CONCERTO: Aldina Duarte
Aveiro 2024 - Capital Portuguesa da Cultura
Teatro Aveirense - Sala Aberta (Praça da República)
17 Ago 2024 | sab | 22:00
Genuinamente uma enorme fadista e uma laboriosa e comprometida cultora do fado, Aldina Duarte foi a convidada do mais recente momento da programação de rua do Teatro Aveirense, enchendo de graça e encanto uma nova “Sala Aberta”. Numa noite fresca e ventosa, a sua voz foi xaile generoso e aconchegante para o muito público que acorreu à Praça da República a escutá-la e que, de forma sentida, abraçou a espontaneidade e a emoção do seu fado, como se de um afago se tratasse. Aldina Duarte tem esta capacidade, exclusiva apenas de alguns, de pôr naquilo que canta a tristeza e melancolia que lhe parecem intrínsecas e que são marcas distintivas do próprio fado. Ao tom sofrido da sua voz, acrescenta o respeito pelas particularidades de cada fado, dominando como ninguém as pausas que os pontuam (leva de tal forma ao limite os silêncios em certos fados, que o coração quase nos salta do peito só de imaginar que poderá ter-se esquecido da letra). E, depois, tem esse dom único de ser como é, de se virar para a assistência após uma gargalhada e dizer, com toda a simplicidade e verdade: “É pá, desculpem lá… É que está mesmo a saber-me bem. Espero passar isso para vocês. É o que eu mais quero.”
“Trago dentro do meu fado / Uma figura de proa / E uma velha caravela / Que naufragou em Lisboa”. Foi com a poesia de João Ferreira Rosa e a música de Alfredo Duarte, do Fado Senhora do Monte, que Aldina Duarte abriu o concerto. Ao escutar cada uma das palavras deste “Auto-retrato”, ao sentir cada um dos seus silêncios, que também são música, percebe-se o quanto o fado e a vida estão nela tão intimamente ligados, dispostos a dar-se em arrebatamento e desejo, mas também em raiva e desespero. Extraídos de “Metade-Metade”, o seu mais recente trabalho, “Pisco-de-peito-ruivo”, “Duas Mãos”, “Primavera” e “Aprendiza” foram temas cantados ao longo do concerto, pondo o público, também ele, com um pé no fado e outro na vida. Com assinatura de Capicua, letrista improvável de um género tão singular, os temas pisam terrenos do fado, mas trazem com eles assuntos “de outros fados”, preocupações quotidianas que são da fadista e não menos nossas. Nem saudade ou nostalgia, inveja ou ciúme, sangue ou paixão. Antes silêncio e cativeiro, inépcia e cansaço, espera e solidão, o cheiro da terra molhada, um cedro velho, um planeta cada vez menos azul.

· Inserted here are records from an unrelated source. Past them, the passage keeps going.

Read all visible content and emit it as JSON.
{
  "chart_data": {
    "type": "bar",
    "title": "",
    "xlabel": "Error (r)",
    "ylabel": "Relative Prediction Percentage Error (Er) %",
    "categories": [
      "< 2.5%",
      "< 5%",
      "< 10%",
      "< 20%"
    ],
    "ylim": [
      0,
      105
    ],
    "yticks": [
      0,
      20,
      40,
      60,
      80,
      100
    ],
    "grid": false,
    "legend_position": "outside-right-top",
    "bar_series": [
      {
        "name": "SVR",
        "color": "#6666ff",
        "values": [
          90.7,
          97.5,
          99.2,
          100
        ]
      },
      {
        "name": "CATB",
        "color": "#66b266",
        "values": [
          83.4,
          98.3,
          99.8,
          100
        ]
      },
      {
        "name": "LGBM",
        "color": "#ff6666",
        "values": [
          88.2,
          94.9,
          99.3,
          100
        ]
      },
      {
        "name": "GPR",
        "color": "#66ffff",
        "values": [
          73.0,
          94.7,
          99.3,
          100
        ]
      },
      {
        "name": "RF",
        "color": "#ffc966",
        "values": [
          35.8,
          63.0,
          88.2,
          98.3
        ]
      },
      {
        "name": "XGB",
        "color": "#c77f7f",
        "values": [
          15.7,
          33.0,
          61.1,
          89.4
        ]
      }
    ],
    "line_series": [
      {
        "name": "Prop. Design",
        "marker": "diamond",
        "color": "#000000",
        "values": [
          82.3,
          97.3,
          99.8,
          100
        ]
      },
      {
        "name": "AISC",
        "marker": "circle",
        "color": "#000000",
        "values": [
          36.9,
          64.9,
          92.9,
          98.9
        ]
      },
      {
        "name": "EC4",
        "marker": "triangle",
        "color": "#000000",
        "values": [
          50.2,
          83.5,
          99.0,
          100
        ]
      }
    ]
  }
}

“Eu hei-de ser das cerejas / Da vertigem dos cardumes / Do mistério dos pardais”. João Monge, com a sua “Estação das Cerejas”, vem enriquecer o leque de poetas que se passeiam por dentro do fado no tempo do concerto. Também lá cabe a poesia de Manuela de Freitas e João Nobre, de Manel Cruz e Maria do Rosário Pedreira, da própria Aldina Duarte, vertida em músicas originais ou bebidas na tradição, do Fado Alcântara ao Fado Margarida, do Fado Ferreira ao Fado Carriche. “Quando se ama loucamente / Nada existe de outra forma”, diz-nos a fadista, tomada pela emoção de reconhecer nos talentosos Bernardo Romão (guitarra portuguesa), Rogério Ferreira (viola) e Francisco Gaspar (viola baixo), os cúmplices de uma extraordinária viagem, e por sentir que essa cumplicidade se estende a uma plateia completamente rendida. Momento de profunda religiosidade, “Senhora da Nazaré, rogai por mim / Também sou um pescador que anda no mar / Ao largo da vida aproei nas vagas sem fim”, é um momento único de espanto e comoção. Para o final, reservou a fadista duas pérolas: uma muito aplaudida guitarrada e um “Fado com Dono”, em cujos versos guardamos Aldina: “Diz quem já me ouviu cantar / Que, quando soa o meu canto / A terra inteira estremece / E os rios perdem o mar / E as pedras rolam de espanto / E até o mal se estremece”.